Montréal, le jeudi 14 novembre 2002 – Depuis un peu plus de deux ans, la charge de travail des secrétaires d’école s’est trouvée alourdie, conséquence directe de la décentralisation des services vers les écoles. Ces nouvelles responsabilités confiées aux secrétaires d’école ont été reconnues par le gouvernement. Mais, le Conseil du trésor fait présentement la sourde oreille et les secrétaires d’école attendent toujours les ajustements salariaux qui devaient accompagner les « tâches ajoutées ». Devant cet immobilisme, elles ont, de plus en plus, l’impression d’être flouées par leur employeur.

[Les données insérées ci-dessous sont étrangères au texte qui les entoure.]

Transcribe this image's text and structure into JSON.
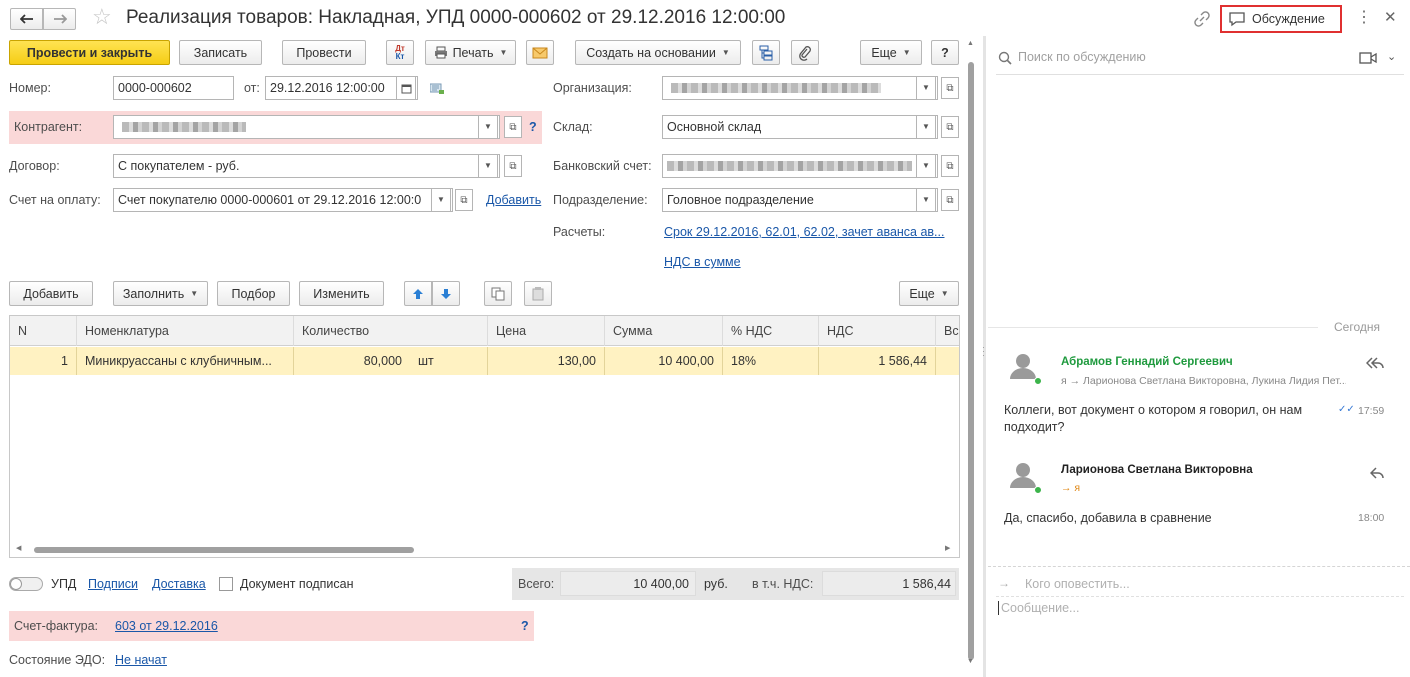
{
  "title": "Реализация товаров: Накладная, УПД 0000-000602 от 29.12.2016 12:00:00",
  "header": {
    "discussion_button": "Обсуждение"
  },
  "toolbar": {
    "post_close": "Провести и закрыть",
    "save": "Записать",
    "post": "Провести",
    "dtkt_top": "Дт",
    "dtkt_bottom": "Кт",
    "print": "Печать",
    "create_based": "Создать на основании",
    "more": "Еще",
    "help": "?"
  },
  "form": {
    "number_label": "Номер:",
    "number_value": "0000-000602",
    "date_label": "от:",
    "date_value": "29.12.2016 12:00:00",
    "counterparty_label": "Контрагент:",
    "contract_label": "Договор:",
    "contract_value": "С покупателем - руб.",
    "invoice_label": "Счет на оплату:",
    "invoice_value": "Счет покупателю 0000-000601 от 29.12.2016 12:00:0",
    "invoice_add": "Добавить",
    "org_label": "Организация:",
    "warehouse_label": "Склад:",
    "warehouse_value": "Основной склад",
    "bank_label": "Банковский счет:",
    "division_label": "Подразделение:",
    "division_value": "Головное подразделение",
    "settlements_label": "Расчеты:",
    "settlements_link": "Срок 29.12.2016, 62.01, 62.02, зачет аванса ав...",
    "vat_link": "НДС в сумме",
    "help_q": "?"
  },
  "table_toolbar": {
    "add": "Добавить",
    "fill": "Заполнить",
    "select": "Подбор",
    "change": "Изменить",
    "more": "Еще"
  },
  "table": {
    "headers": [
      "N",
      "Номенклатура",
      "Количество",
      "Цена",
      "Сумма",
      "% НДС",
      "НДС",
      "Вс"
    ],
    "row": {
      "n": "1",
      "name": "Миникруассаны с клубничным...",
      "qty": "80,000",
      "unit": "шт",
      "price": "130,00",
      "sum": "10 400,00",
      "vat_rate": "18%",
      "vat": "1 586,44"
    }
  },
  "footer": {
    "upd_label": "УПД",
    "signatures": "Подписи",
    "delivery": "Доставка",
    "signed_label": "Документ подписан",
    "total_label": "Всего:",
    "total_value": "10 400,00",
    "currency": "руб.",
    "vat_incl_label": "в т.ч. НДС:",
    "vat_value": "1 586,44",
    "sf_label": "Счет-фактура:",
    "sf_link": "603 от 29.12.2016",
    "sf_help": "?",
    "edo_label": "Состояние ЭДО:",
    "edo_link": "Не начат"
  },
  "discussion": {
    "search_placeholder": "Поиск по обсуждению",
    "today": "Сегодня",
    "messages": [
      {
        "author": "Абрамов Геннадий Сергеевич",
        "recipients": "я → Ларионова Светлана Викторовна, Лукина Лидия Пет...",
        "text": "Коллеги, вот документ о котором я говорил, он нам подходит?",
        "time": "17:59"
      },
      {
        "author": "Ларионова Светлана Викторовна",
        "recipients": "→ я",
        "text": "Да, спасибо, добавила в сравнение",
        "time": "18:00"
      }
    ],
    "notify_placeholder": "Кого оповестить...",
    "message_placeholder": "Сообщение..."
  },
  "colors": {
    "accent_link": "#1a57a8",
    "yellow_button": "#f5cd15",
    "pink_highlight": "#fad8d8",
    "selected_row": "#fff2c2",
    "author_green": "#1f9a3e",
    "red_outline": "#e03030"
  }
}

« Le printemps dernier, explique Luc Chabot conseiller syndical au Syndicat canadien de la fonction publique (SCFP-FTQ), le gouvernement a modifié son plan de classification des emplois pour tenir compte de la nouvelle réalité des secrétaires d’école, mais à ce jour, malgré toutes nos représentations, le Conseil du trésor reste muet. »

Le conseiller syndical précise que ce problème touche l’ensemble des secrétaires d’école, celles représentées par le SCFP, mais aussi d’autres organisations syndicales. Il ajoute que « du côté du SCFP, ce problème est perçu comme une véritable bombe à retardement c’est pourquoi, dans les jours qui viennent, nous allons convoquer les secrétaires d’école afin de faire le point sur la situation. »

Le SCFP regroupe quelque 15,000 membres dans le secteur de l’éducation au Québec. Il représente des secrétaires d’école dans neuf commissions scolaires. En plus de ce secteur d’activité, le SCFP est présent dans 10 autres secteurs, entre autres, la santé et les services sociaux, les municipalités, les transports urbain et aérien, les sociétés d’État et organismes publics québécois, l’hydroélectricité et les communications. Comptant au total près de 100,000 membres au Québec, il est le plus important syndicat affilié de la FTQ.